Thursday, January 17, 2013

A few population-related news links


This evening, I thought I'd share a few interesting population-related news links I've collected in the past couple of weeks.

* The Discover Magazine blog 80 Beats summarized a recent study of young game-playing children in Beijing suggesting that these children are less trusting and more risk-averse than one might expect.

* On a perhaps-related note, an article in the latest issue of The National Interest by John Lee examines at length the consequences of China's rapid aging on its economic model, among other things.

* An article in The Guardian contrasting a relatively prosperous Chinese northeast with a stagnant Russian Far East makes the point that Russia need not fear millions of Chinese crossing their country's northern frontier. What incentives would there be for them to leave?

* The Taipei Times covered a recent statement by the head of the South Korean central bank calling for more immigration to ameliorate the effects of population aging.

* An Inter Press Service article notes that rising life expectancy for Japanese women is, unfortunately, being accompanied by falling incomes.

* The Population Reference Bureau's Behind the Numbers blog notes that birth rates have continued to decline throughout India.
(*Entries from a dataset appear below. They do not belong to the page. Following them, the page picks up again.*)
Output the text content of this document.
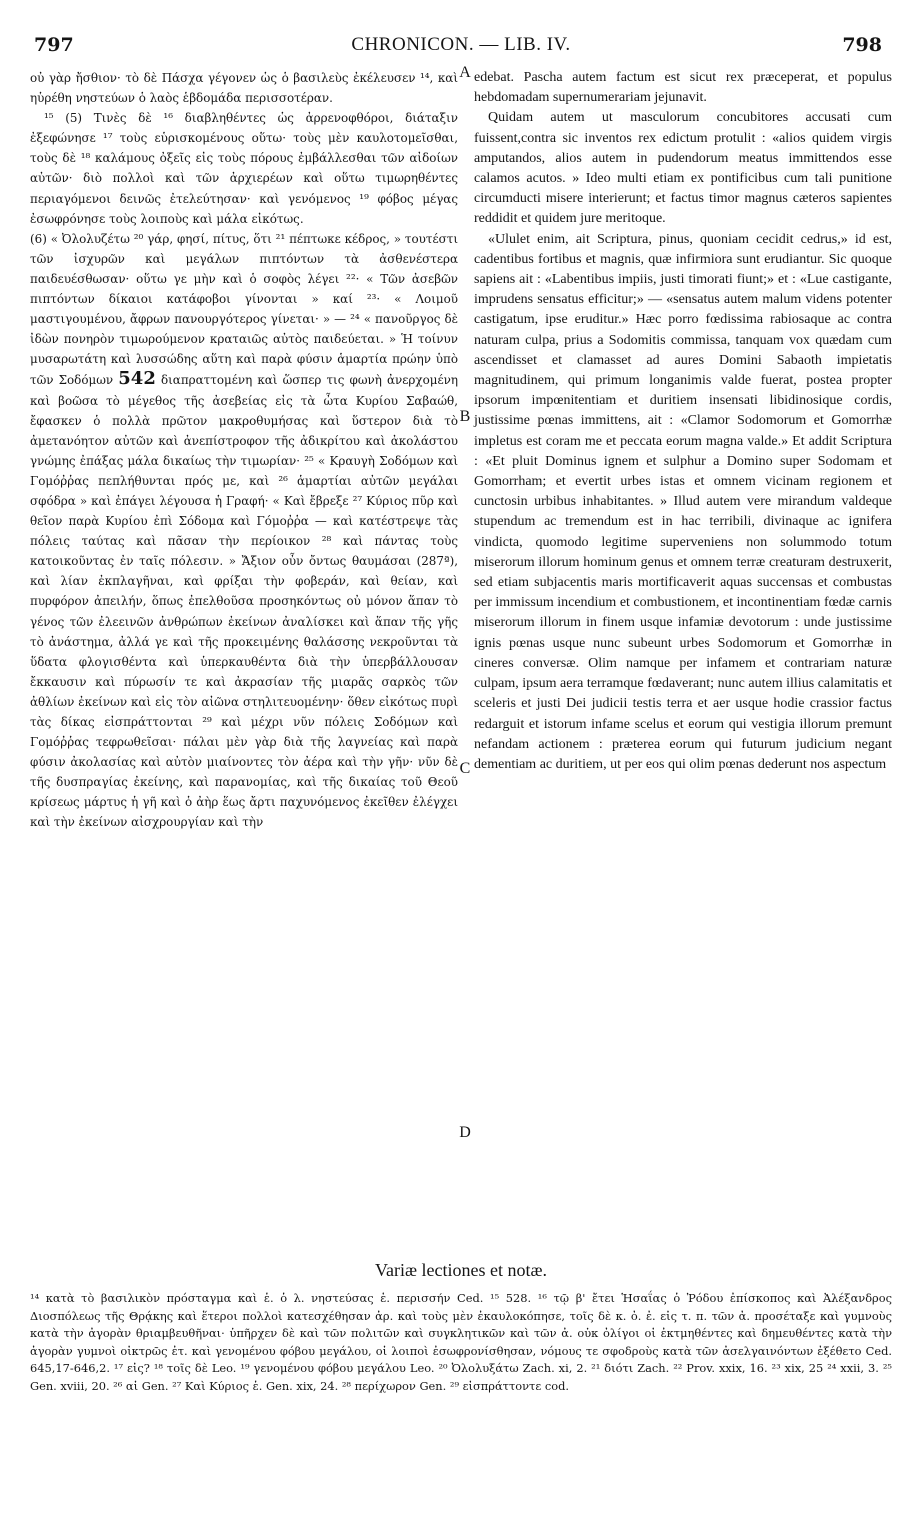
797	CHRONICON. — LIB. IV.	798

οὐ γὰρ ἤσθιον· τὸ δὲ Πάσχα γέγονεν ὡς ὁ βασιλεὺς ἐκέλευσεν ¹⁴, καὶ ηὑρέθη νηστεύων ὁ λαὸς ἑβδομάδα περισσοτέραν.

¹⁵ (5) Τινὲς δὲ ¹⁶ διαβληθέντες ὡς ἀρρενοφθόροι, διάταξιν ἐξεφώνησε ¹⁷ τοὺς εὑρισκομένους οὕτω· τοὺς μὲν καυλοτομεῖσθαι, τοὺς δὲ ¹⁸ καλάμους ὀξεῖς εἰς τοὺς πόρους ἐμβάλλεσθαι τῶν αἰδοίων αὐτῶν· διὸ πολλοὶ καὶ τῶν ἀρχιερέων καὶ οὕτω τιμωρηθέντες περιαγόμενοι δεινῶς ἐτελεύτησαν· καὶ γενόμενος ¹⁹ φόβος μέγας ἐσωφρόνησε τοὺς λοιποὺς καὶ μάλα εἰκότως.

(6) « Ὀλολυζέτω ²⁰ γάρ, φησί, πίτυς, ὅτι ²¹ πέπτωκε κέδρος, » τουτέστι τῶν ἰσχυρῶν καὶ μεγάλων πιπτόντων τὰ ἀσθενέστερα παιδευέσθωσαν· οὕτω γε μὴν καὶ ὁ σοφὸς λέγει ²²· « Τῶν ἀσεβῶν πιπτόντων δίκαιοι κατάφοβοι γίνονται » καί ²³· « Λοιμοῦ μαστιγουμένου, ἄφρων πανουργότερος γίνεται· » — ²⁴ « πανοῦργος δὲ ἰδὼν πονηρὸν τιμωρούμενον κραταιῶς αὐτὸς παιδεύεται. » Ἡ τοίνυν μυσαρωτάτη καὶ λυσσώδης αὕτη καὶ παρὰ φύσιν ἁμαρτία πρώην ὑπὸ τῶν Σοδόμων 542 διαπραττομένη καὶ ὥσπερ τις φωνὴ ἀνερχομένη καὶ βοῶσα τὸ μέγεθος τῆς ἀσεβείας εἰς τὰ ὦτα Κυρίου Σαβαώθ, ἔφασκεν ὁ πολλὰ πρῶτον μακροθυμήσας καὶ ὕστερον διὰ τὸ ἀμετανόητον αὐτῶν καὶ ἀνεπίστροφον τῆς ἀδικρίτου καὶ ἀκολάστου γνώμης ἐπάξας μάλα δικαίως τὴν τιμωρίαν· ²⁵ « Κραυγὴ Σοδόμων καὶ Γομόῤῥας πεπλήθυνται πρός με, καὶ ²⁶ ἁμαρτίαι αὐτῶν μεγάλαι σφόδρα » καὶ ἐπάγει λέγουσα ἡ Γραφή· « Καὶ ἔβρεξε ²⁷ Κύριος πῦρ καὶ θεῖον παρὰ Κυρίου ἐπὶ Σόδομα καὶ Γόμοῤῥα — καὶ κατέστρεψε τὰς πόλεις ταύτας καὶ πᾶσαν τὴν περίοικον ²⁸ καὶ πάντας τοὺς κατοικοῦντας ἐν ταῖς πόλεσιν. » Ἄξιον οὖν ὄντως θαυμάσαι (287ª), καὶ λίαν ἐκπλαγῆναι, καὶ φρίξαι τὴν φοβεράν, καὶ θείαν, καὶ πυρφόρον ἀπειλήν, ὅπως ἐπελθοῦσα προσηκόντως οὐ μόνον ἅπαν τὸ γένος τῶν ἐλεεινῶν ἀνθρώπων ἐκείνων ἀναλίσκει καὶ ἅπαν τῆς γῆς τὸ ἀνάστημα, ἀλλά γε καὶ τῆς προκειμένης θαλάσσης νεκροῦνται τὰ ὕδατα φλογισθέντα καὶ ὑπερκαυθέντα διὰ τὴν ὑπερβάλλουσαν ἔκκαυσιν καὶ πύρωσίν τε καὶ ἀκρασίαν τῆς μιαρᾶς σαρκὸς τῶν ἀθλίων ἐκείνων καὶ εἰς τὸν αἰῶνα στηλιτευομένην· ὅθεν εἰκότως πυρὶ τὰς δίκας εἰσπράττονται ²⁹ καὶ μέχρι νῦν πόλεις Σοδόμων καὶ Γομόῤῥας τεφρωθεῖσαι· πάλαι μὲν γὰρ διὰ τῆς λαγνείας καὶ παρὰ φύσιν ἀκολασίας καὶ αὐτὸν μιαίνοντες τὸν ἀέρα καὶ τὴν γῆν· νῦν δὲ τῆς δυσπραγίας ἐκείνης, καὶ παρανομίας, καὶ τῆς δικαίας τοῦ Θεοῦ κρίσεως μάρτυς ἡ γῆ καὶ ὁ ἀὴρ ἕως ἄρτι παχυνόμενος ἐκεῖθεν ἐλέγχει καὶ τὴν ἐκείνων αἰσχρουργίαν καὶ τὴν

A
B
C
D

edebat. Pascha autem factum est sicut rex præceperat, et populus hebdomadam supernumerariam jejunavit.

Quidam autem ut masculorum concubitores accusati cum fuissent,contra sic inventos rex edictum protulit : «alios quidem virgis amputandos, alios autem in pudendorum meatus immittendos esse calamos acutos. » Ideo multi etiam ex pontificibus cum tali punitione circumducti misere interierunt; et factus timor magnus cæteros sapientes reddidit et quidem jure meritoque.

«Ululet enim, ait Scriptura, pinus, quoniam cecidit cedrus,» id est, cadentibus fortibus et magnis, quæ infirmiora sunt erudiantur. Sic quoque sapiens ait : «Labentibus impiis, justi timorati fiunt;» et : «Lue castigante, imprudens sensatus efficitur;» — «sensatus autem malum videns potenter castigatum, ipse eruditur.» Hæc porro fœdissima rabiosaque ac contra naturam culpa, prius a Sodomitis commissa, tanquam vox quædam cum ascendisset et clamasset ad aures Domini Sabaoth impietatis magnitudinem, qui primum longanimis valde fuerat, postea propter ipsorum impœnitentiam et duritiem insensati libidinosique cordis, justissime pœnas immittens, ait : «Clamor Sodomorum et Gomorrhæ impletus est coram me et peccata eorum magna valde.» Et addit Scriptura : «Et pluit Dominus ignem et sulphur a Domino super Sodomam et Gomorrham; et evertit urbes istas et omnem vicinam regionem et cunctosin urbibus inhabitantes. » Illud autem vere mirandum valdeque stupendum ac tremendum est in hac terribili, divinaque ac ignifera vindicta, quomodo legitime superveniens non solummodo totum miserorum illorum hominum genus et omnem terræ creaturam destruxerit, sed etiam subjacentis maris mortificaverit aquas succensas et combustas per immissum incendium et combustionem, et incontinentiam fœdæ carnis miserorum illorum in finem usque infamiæ devotorum : unde justissime ignis pœnas usque nunc subeunt urbes Sodomorum et Gomorrhæ in cineres conversæ. Olim namque per infamem et contrariam naturæ culpam, ipsum aera terramque fœdaverant; nunc autem illius calamitatis et sceleris et justi Dei judicii testis terra et aer usque hodie crassior factus redarguit et istorum infame scelus et eorum qui vestigia illorum premunt nefandam actionem : præterea eorum qui futurum judicium negant dementiam ac duritiem, ut per eos qui olim pœnas dederunt nos aspectum

Variæ lectiones et notæ.
¹⁴ κατὰ τὸ βασιλικὸν πρόσταγμα καὶ ἑ. ὁ λ. νηστεύσας ἑ. περισσήν Ced. ¹⁵ 528. ¹⁶ τῷ β' ἔτει Ἡσαΐας ὁ Ῥόδου ἐπίσκοπος καὶ Ἀλέξανδρος Διοσπόλεως τῆς Θρᾴκης καὶ ἕτεροι πολλοὶ κατεσχέθησαν ἀρ. καὶ τοὺς μὲν ἐκαυλοκόπησε, τοῖς δὲ κ. ὀ. ἐ. εἰς τ. π. τῶν ἀ. προσέταξε καὶ γυμνοὺς κατὰ τὴν ἀγορὰν θριαμβευθῆναι· ὑπῆρχεν δὲ καὶ τῶν πολιτῶν καὶ συγκλητικῶν καὶ τῶν ἀ. οὐκ ὀλίγοι οἱ ἐκτμηθέντες καὶ δημευθέντες κατὰ τὴν ἀγορὰν γυμνοὶ οἰκτρῶς ἐτ. καὶ γενομένου φόβου μεγάλου, οἱ λοιποὶ ἐσωφρονίσθησαν, νόμους τε σφοδροὺς κατὰ τῶν ἀσελγαινόντων ἐξέθετο Ced. 645,17-646,2. ¹⁷ εἰς? ¹⁸ τοῖς δὲ Leo. ¹⁹ γενομένου φόβου μεγάλου Leo. ²⁰ Ὀλολυξάτω Zach. xi, 2. ²¹ διότι Zach. ²² Prov. xxix, 16. ²³ xix, 25 ²⁴ xxii, 3. ²⁵ Gen. xviii, 20. ²⁶ αἱ Gen. ²⁷ Καὶ Κύριος ἑ. Gen. xix, 24. ²⁸ περίχωρον Gen. ²⁹ εἰσπράττοντε cod.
* In Canada, a recent article in The Globe and Mail notes that there's an east-to-west income gradient for immigrants in Canada, immigrants in Québec enjoying substantially lower wages than their counterparts in Ontario who in turn earn less than their counterparts in western Canada.

* In the Atlantic Canadian province of Nova Scotia, meanwhile, the provincial government is trying to boost its attractiveness to immigrants in the face of declining immigrant numbers and a local population tending to decrease.

* In Europe, the Portuguese-American Journal notes that statistics indicate that more than one million Portuguese have left the country in the past fourteen years. This sort of emigration, which if anything seems to be accelerating, has obvious consequences.

* In the nearby Spanish region of Galicia, the Swiss Broadcasting Corporation's Swissinfo takes a look, in the article "From Galicia to the Jura", at one community in Galicia that has been marked by emigration to Switzerland as a natural life stage for a half-century. (Likewise, emigration isn't slowing down.)

* A New York Times article profiles the Chinese of Barcelona, who have apparently so far resisted the effects of the Eurozone recession well.

2 comments:

Beth (@DataGeekB) said...

Great list of links. Thanks for the suggestions.

Anonymous said...

These were very interesting links. I wonder if the decline in fertility in India is due to the slowing world economy or if it just part of the larger overall downward trend? This seems like a pretty significant decline for a single year.